Vampire Owl: Just order anything from the list. This is my favourite coffee shop, and today it is my treat.
Vampire Bat: This is a very nice menu with interesting pictures. But I will just have a cup of tea. If I need anything else, I will ask for another cup of tea. Thank you.
Vampire Owl: A cup of tea again! Do you know that it is intellectually weird to have tea in a coffee shop?
Vampire Bat: I have never seen anything weird in having tea anywhere. I will have it in the cemetery, library, almirah, underground or at the world’s end. I have never had coffee at Indian Coffee House either. I have always had tea. So why bother?
Vampire Owl: Wait till I get the Great Vampire Guide Book from our library. I will find something related to this in that book. There has to be a provision to ban this.
Vampire Bat: I am writing my own guide book. You can keep that old and outdated book for yourself. Even Uncle Dracula and the elder vampires don’t read that!
Vampire Owl: So, you are not just the part-time writer; instead, you are officially a writer.
Vampire Bat: I was actually talking about writing the remaining pages of my life.
Vampire Owl: But why do you keep a broken pencil with you? I am sure that you can’t write with that.
Vampire Bat: It is part of my childhood collection. I used this pencil to play pencil fights with my friends.
Vampire Owl: I do not believe that. I know that there were only pen fights in school. I had a very heavy pen with me which I used to my advantage to win those fights. And I have a feeling that this is a magic pencil. It helps you to become a writer.

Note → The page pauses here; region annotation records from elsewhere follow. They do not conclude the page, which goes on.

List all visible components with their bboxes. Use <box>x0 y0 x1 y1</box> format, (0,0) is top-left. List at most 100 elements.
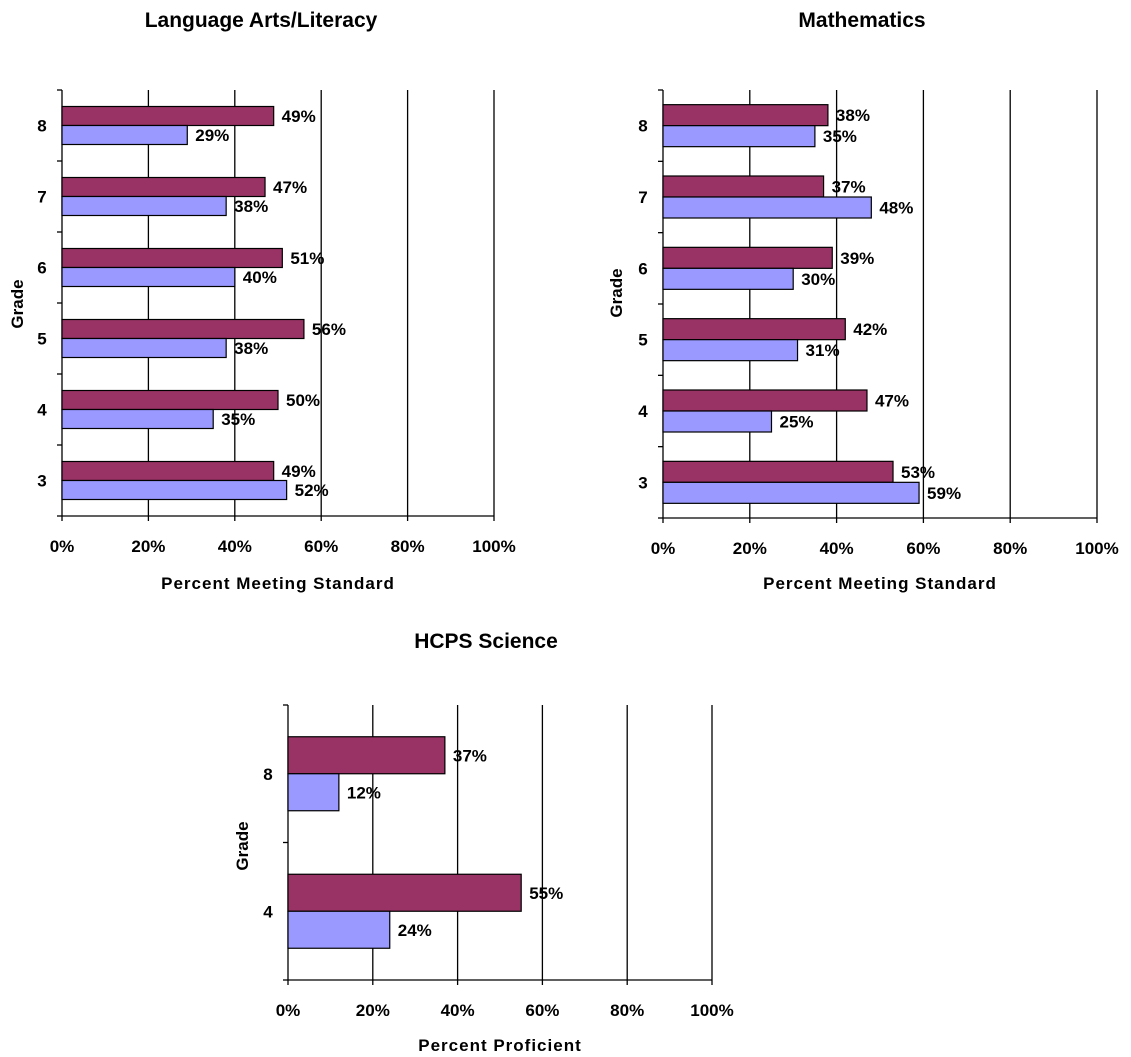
bar <box>61 318 305 340</box>
x-axis-title: Percent Meeting Standard <box>161 574 395 593</box>
data-label: 53% <box>901 463 935 482</box>
data-label: 38% <box>234 197 268 216</box>
data-label: 52% <box>295 481 329 500</box>
data-label: 55% <box>529 884 563 903</box>
x-axis-title: Percent Meeting Standard <box>763 574 997 593</box>
bar <box>662 104 829 127</box>
x-tick-label: 80% <box>993 539 1027 558</box>
bar <box>662 175 825 198</box>
data-label: 47% <box>875 392 909 411</box>
x-tick-label: 100% <box>690 1001 733 1020</box>
data-label: 40% <box>243 268 277 287</box>
category-label: 6 <box>37 259 46 278</box>
category-label: 8 <box>638 117 647 136</box>
x-tick-label: 100% <box>1075 539 1118 558</box>
y-axis-title: Grade <box>8 279 27 328</box>
x-tick-label: 60% <box>906 539 940 558</box>
category-label: 3 <box>37 472 46 491</box>
bar <box>61 408 214 430</box>
bar <box>662 410 773 433</box>
data-label: 38% <box>234 339 268 358</box>
category-label: 7 <box>638 188 647 207</box>
bar <box>61 124 188 146</box>
bar <box>287 773 340 812</box>
category-label: 4 <box>37 401 47 420</box>
data-label: 38% <box>836 106 870 125</box>
bar <box>662 196 872 219</box>
bar <box>287 873 522 912</box>
category-label: 4 <box>638 402 648 421</box>
bar <box>61 176 266 198</box>
y-axis-title: Grade <box>233 821 252 870</box>
bar <box>61 105 275 127</box>
bar <box>662 246 833 269</box>
y-axis-title: Grade <box>607 268 626 317</box>
x-axis-title: Percent Proficient <box>418 1036 582 1055</box>
data-label: 12% <box>347 783 381 802</box>
bar <box>662 318 846 341</box>
data-label: 37% <box>832 178 866 197</box>
bar <box>662 267 794 290</box>
x-tick-label: 100% <box>472 537 515 556</box>
data-label: 59% <box>927 484 961 503</box>
data-label: 50% <box>286 391 320 410</box>
data-label: 24% <box>398 921 432 940</box>
category-label: 3 <box>638 473 647 492</box>
data-label: 49% <box>282 107 316 126</box>
data-label: 35% <box>221 410 255 429</box>
bar <box>61 337 227 359</box>
data-label: 49% <box>282 462 316 481</box>
bar <box>61 460 275 482</box>
x-tick-label: 0% <box>276 1001 301 1020</box>
bar <box>662 339 799 362</box>
data-label: 29% <box>195 126 229 145</box>
bar <box>61 266 236 288</box>
x-tick-label: 20% <box>733 539 767 558</box>
bar <box>662 481 920 504</box>
category-label: 8 <box>263 765 272 784</box>
mathematics-chart: Mathematics Grade Percent Meeting Standa… <box>607 9 1119 593</box>
data-label: 56% <box>312 320 346 339</box>
data-label: 47% <box>273 178 307 197</box>
x-tick-label: 40% <box>441 1001 475 1020</box>
data-label: 39% <box>840 249 874 268</box>
x-tick-label: 20% <box>131 537 165 556</box>
bar <box>662 125 816 148</box>
x-tick-label: 40% <box>218 537 252 556</box>
data-label: 25% <box>780 413 814 432</box>
data-label: 30% <box>801 270 835 289</box>
x-tick-label: 60% <box>304 537 338 556</box>
bar <box>61 389 279 411</box>
x-tick-label: 60% <box>525 1001 559 1020</box>
category-label: 8 <box>37 117 46 136</box>
x-tick-label: 0% <box>651 539 676 558</box>
chart-title: HCPS Science <box>414 630 558 653</box>
category-label: 7 <box>37 188 46 207</box>
bar <box>662 389 868 412</box>
x-tick-label: 80% <box>610 1001 644 1020</box>
science-chart: HCPS Science Grade Percent Proficient 0%… <box>233 630 734 1055</box>
x-tick-label: 40% <box>820 539 854 558</box>
data-label: 42% <box>853 320 887 339</box>
data-label: 35% <box>823 127 857 146</box>
category-label: 5 <box>37 330 46 349</box>
category-label: 6 <box>638 259 647 278</box>
language-arts-chart: Language Arts/Literacy Grade Percent Mee… <box>8 9 516 593</box>
bar <box>61 479 288 501</box>
bar <box>287 736 446 775</box>
bar <box>61 195 227 217</box>
chart-title: Language Arts/Literacy <box>145 9 378 32</box>
x-tick-label: 0% <box>50 537 75 556</box>
chart-title: Mathematics <box>798 9 925 32</box>
category-label: 4 <box>263 902 273 921</box>
bar <box>61 247 283 269</box>
x-tick-label: 20% <box>356 1001 390 1020</box>
data-label: 31% <box>806 341 840 360</box>
data-label: 37% <box>453 746 487 765</box>
data-label: 48% <box>879 199 913 218</box>
category-label: 5 <box>638 331 647 350</box>
x-tick-label: 80% <box>391 537 425 556</box>
bar <box>662 460 894 483</box>
data-label: 51% <box>290 249 324 268</box>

Vampire Bat: This is really a coffee shop, isn’t it? You make me feel that this is a bar.
Vampire Owl: Bars are banned. This could have been a beer and wine parlour, but this is a coffee shop.

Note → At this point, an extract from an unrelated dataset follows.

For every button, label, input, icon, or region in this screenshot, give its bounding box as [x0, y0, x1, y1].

Vampire Bat: You are still acting too strange. Do you have a problem that I got a broken pencil?
Vampire Owl: No! Not at all. You are the writer. But it reminds me of my childhood. One day, one of my classmates had a broken pencil. I had two pencils and still didn’t help him as I was a bad kid. This is a very emotional memory for me.
Vampire Bat: And then what happened?
Vampire Owl: Well, he still came first in the class without the pencil and I came second.
Vampire Bat: No wonder that it is very emotional moment for you.
Vampire Owl: Yes, and so I hate broken pencils, or all those pencils.
Vampire Bat: Do you know why I actually keep looking at this broken pencil? It is more than just something from my long lost past.
Vampire Owl: Because it is broken and of no use, and then you realize that you don’t need a pencil which makes you extremely happy?
Vampire Bat: Absolutely not. I place it on the table as the symbol of my broken life. When my life gets better, the broken pencil will also be no longer broken.
Vampire Owl: Oh! That should be a writer thing.
Vampire Bat: Well, not exactly. I had this one with me for a very long time. I never really posted anything at that time.
Vampire Owl: So, it is just a Vampire Bat thing.
Vampire Bat: May be you can say that. But the fact remains that if you are even somewhat a writer, the broken pencil can easily be used as a symbol and a reflection of your life.
Vampire Owl: Just like I use my fangs. They are so bright and broken!
Vampire Bat: Lets not talk about the failed appointments with the dentists. Instead, we should finish the drinks.
Vampire Owl: Yes, it is time for the coffee shop to close. There is nothing to be done in life, but the shop has to close.
Vampire Bat: Death comes to us all, and life itself is a pencil waiting to be broken. But I hope not to leave this pencil broken for long. I am rather more concerned about this pencil than related to myself.